ভূমিকা
Shiavault - a Vault of Shia Islamic Books Islamic Environmental Stewardship: Nature and Science in the Light of Islamic Philosophy An Islamic Perspective on the Trouble with Modern Science Science is defined today as “the intellectual and practical activity encompassing the systematic study of the structure and behavior of the physical and natural world through observation and experiment.”34 This definition provides a basis for great compatibility between modern science and the Islamic pursuit of knowledge, but with a few caveats.
The physical and natural world to which this definition refers is Islamically known to embody sacred meanings; their studies are therefore welcomed in Islamic circles, but integral as well is the ability to interpret them on higher ground. Modern science’s denial of metaphysics serves as the basis for much disparity between Islam and modern science. This disparity boils down to the great difference between Islam’s recognition of a sacredness in nature and modern science’s denial of it.
The secular approach of modern science to nature has removed virtually all understanding of the sacred qualities behind it. Unlike modern scientists, the traditional scientists of old integrated theological ontology into their holistic approach to studying nature and thus regarded the study of such sacred qualities as the backbone of their work.

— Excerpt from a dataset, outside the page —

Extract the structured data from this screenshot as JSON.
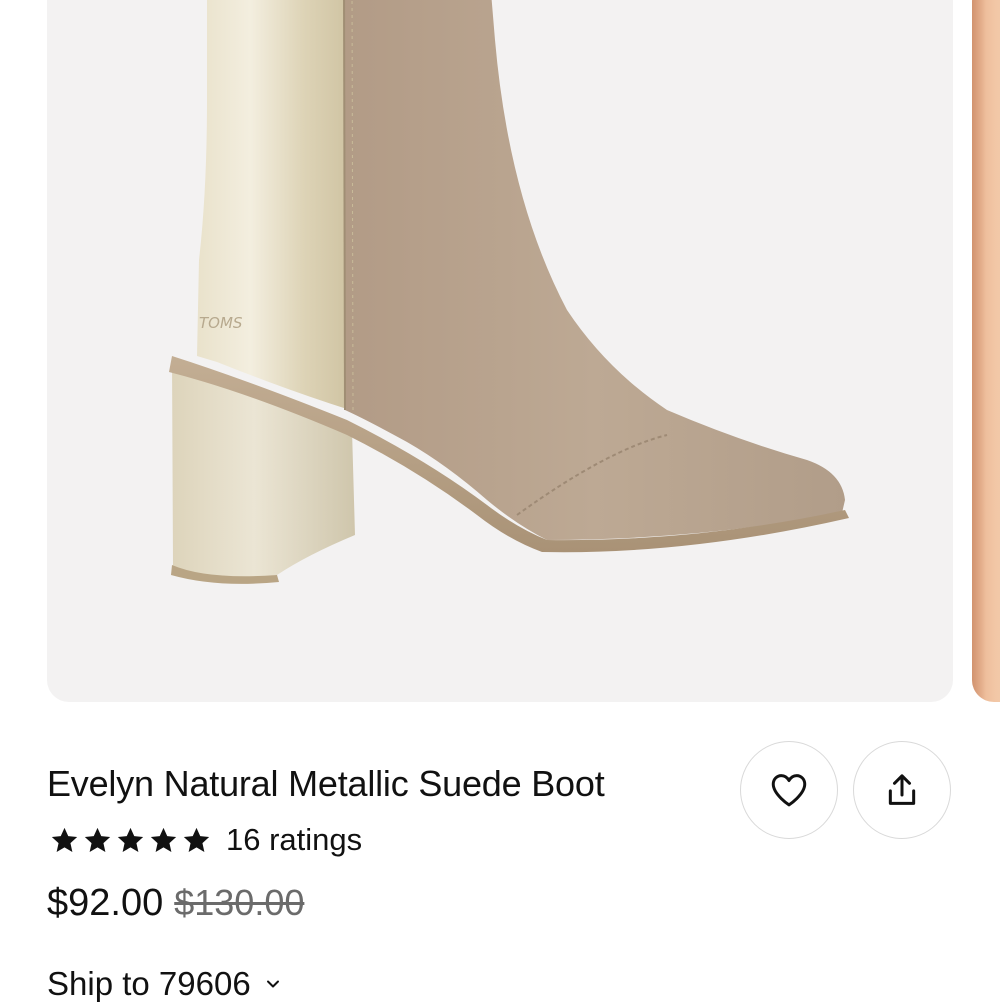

Before this desacralization of nature, a “vision of God in nature” seemed the norm of viewing the world.35 The grave ramifications of this change in approach are evident in the world today, and especially so in the environmental crisis. Since the divorce of science and sacred tradition, the need to know God no longer served as the impetus behind scientific studies.

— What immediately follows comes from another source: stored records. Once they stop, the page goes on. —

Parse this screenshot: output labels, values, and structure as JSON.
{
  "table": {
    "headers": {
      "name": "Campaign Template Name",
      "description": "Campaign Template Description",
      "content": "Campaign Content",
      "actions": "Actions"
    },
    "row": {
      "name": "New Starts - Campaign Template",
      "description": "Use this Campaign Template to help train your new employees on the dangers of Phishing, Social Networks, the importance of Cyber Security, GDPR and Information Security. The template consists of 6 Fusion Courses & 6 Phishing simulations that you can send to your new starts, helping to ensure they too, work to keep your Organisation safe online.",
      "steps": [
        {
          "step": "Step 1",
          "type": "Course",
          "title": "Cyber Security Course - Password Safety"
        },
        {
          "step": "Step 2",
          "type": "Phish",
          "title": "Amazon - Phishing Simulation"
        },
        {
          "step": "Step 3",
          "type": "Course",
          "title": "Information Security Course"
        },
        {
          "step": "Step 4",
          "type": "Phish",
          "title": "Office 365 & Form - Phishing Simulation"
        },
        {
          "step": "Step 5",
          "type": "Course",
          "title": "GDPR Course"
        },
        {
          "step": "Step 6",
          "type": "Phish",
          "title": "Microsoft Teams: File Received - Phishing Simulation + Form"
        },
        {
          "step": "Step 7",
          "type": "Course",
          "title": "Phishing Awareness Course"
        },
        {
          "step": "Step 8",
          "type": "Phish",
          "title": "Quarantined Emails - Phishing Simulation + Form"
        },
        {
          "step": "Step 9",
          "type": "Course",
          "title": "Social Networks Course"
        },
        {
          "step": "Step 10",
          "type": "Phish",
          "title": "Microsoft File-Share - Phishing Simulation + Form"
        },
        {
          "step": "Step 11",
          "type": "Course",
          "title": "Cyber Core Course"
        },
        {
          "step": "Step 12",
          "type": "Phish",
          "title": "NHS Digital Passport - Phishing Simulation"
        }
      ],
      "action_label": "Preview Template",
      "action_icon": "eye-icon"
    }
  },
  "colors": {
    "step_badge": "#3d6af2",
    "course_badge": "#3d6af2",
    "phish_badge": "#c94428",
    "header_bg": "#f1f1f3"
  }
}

Before this divorce, the philosophy of science was that of oneness (tawḥīd).36 The traditional sciences of all sacred traditions were unified on certain fundamental principles, and one such principle was the recognition of a hierarchy of reality.37 All such levels of hierarchy alluded to the reality of God as the Real, as well as His supreme and ultimate oneness as the One ( al-Wāḥid ).
In the separation of science and sacred tradition, there was a transformation of ideology from the assertion of oneness to the making of many (takthīr)-the very antithesis of tawḥīd.38 Everything that was seen for its reference to the supreme oneness of God became a separate entity and a “god” of its own.